Although machine learning (ML) can accurately predict single-target outputs, it lacks the ability to autonomously reconcile conflicts between parameters such as bead width, depth and height. Multi-objective optimization is the key tool for resolving such challenges in engineering decision-making. Wang et al. [
15] developed an intelligent optimization method that integrates modified NSGA-II algorithms and multi-pass deposition profile prediction models to optimize parameters in aluminum alloy laser-arc hybrid additive manufacturing. Chen et al. [
16] proposed an innovative, multi-objective optimization framework that considers multiple objectives, such as energy efficiency, material utilization and environmental impact in order to optimize process parameters systematically. Using a titanium alloy as a case study, the study verified the effectiveness of this framework in balancing processing performance and environmental benefits. Aghaei et al. [
17] combined SVR prediction models with NSGA-II to map the relationship between different laser welding parameters and quality metrics (e.g., strength and penetration). This approach achieved multi-objective synergy through Pareto solutions, improving joint strength by 15% and reducing the width of the heat-affected zone by 20% compared with single-objective approaches. Panico et al. [
18] used Taguchi methods and neural networks to model correlations between fused deposition modeling (FDM) 3D printing parameters and quality, utilizing NSGA-II to resolve conflicts between printing speed, strength, and accuracy. Yu et al. [
19] created a hybrid framework that combines data augmentation, stacked ensemble learning, SHAP analysis and multi-objective optimization in order to design strong, tough, and ductile laser-melted titanium alloys. This framework simultaneously enhances the ultimate tensile strength (UTS) and elongation (EL) of LPBF Ti components. Together, these studies show that ML-multi-objective synergy is an innovative way to allocate weight precisely across competing objectives and identify optimal parameter sets in laser additive manufacturing.

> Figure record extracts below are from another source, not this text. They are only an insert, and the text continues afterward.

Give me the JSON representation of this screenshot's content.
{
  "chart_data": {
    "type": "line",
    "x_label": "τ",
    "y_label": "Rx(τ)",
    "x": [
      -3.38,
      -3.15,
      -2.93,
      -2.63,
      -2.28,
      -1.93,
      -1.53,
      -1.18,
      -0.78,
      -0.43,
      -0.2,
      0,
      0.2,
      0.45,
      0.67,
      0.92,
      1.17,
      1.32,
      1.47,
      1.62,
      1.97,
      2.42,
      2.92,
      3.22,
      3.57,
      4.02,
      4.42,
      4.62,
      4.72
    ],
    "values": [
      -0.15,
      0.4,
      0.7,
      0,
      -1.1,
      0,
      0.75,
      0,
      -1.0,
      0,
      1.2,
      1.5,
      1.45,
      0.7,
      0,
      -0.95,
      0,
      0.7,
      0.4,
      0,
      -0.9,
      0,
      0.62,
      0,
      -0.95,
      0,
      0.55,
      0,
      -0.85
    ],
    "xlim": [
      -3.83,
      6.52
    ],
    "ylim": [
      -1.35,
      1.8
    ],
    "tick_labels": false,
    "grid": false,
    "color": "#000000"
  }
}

Inconel 690 alloy, with its compatible filler ER NiCrFe-7A, has been shown to possess exceptionally high-temperature stability and corrosion resistance properties, thus making it a critical material for the manufacturing of components for nuclear power plants. The utilization of this alloy has been demonstrated to result in a substantial increase in service lifetimes. While the potential of additive manufacturing (AM) in the repair and fabrication of nuclear safety-critical components, including reactor penetration nozzles, large-curvature piping nozzles, and fuel assembly bottom grids (BG)/nozzles (BN), has been demonstrated [
20,
21,
22], current research on Inconel 690 AM remains considerably limited. Existing studies have primarily focused on mitigating high-temperature impregnation cracks and enhancing dissimilar-weld mechanical properties, with insufficient attention being paid to predicting and optimizing single-bead geometry. It is imperative to acknowledge that precise dimensional control of individual beads is of the essence in ensuring the quality and stability of fabricated components. Consequently, the advancement of predictive modelling and process optimization for Inconel 690 deposition assumes a pivotal role in nuclear safety assurance.

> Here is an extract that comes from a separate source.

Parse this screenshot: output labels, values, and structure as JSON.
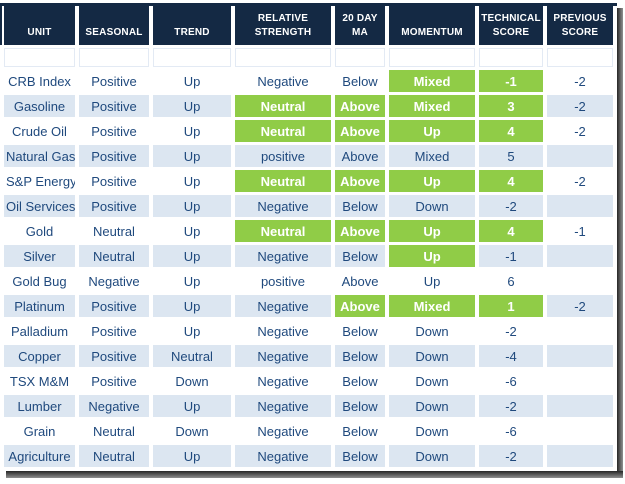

Therefore, this study combines machine learning and multi-objective optimization to create a predictive model for the geometry of beads in the laser-directed energy deposition (L-DED) of Inconel 690 alloy. A full-factorial experimental design was implemented, using laser power (P), travel speed (V), and powder feed rate (F) as the input variables and bead width (W), height (H), and depth (D) as the output targets. Three machine learning algorithms were used to develop geometric prediction models. The Non-dominated Sorting Genetic Algorithm II (NSGA-II) was then used to find Pareto-optimal combinations of process parameters, maximizing bead width and height while minimizing depth. Ultimately, experimental validation was performed using the optimal parameters predicted by the model.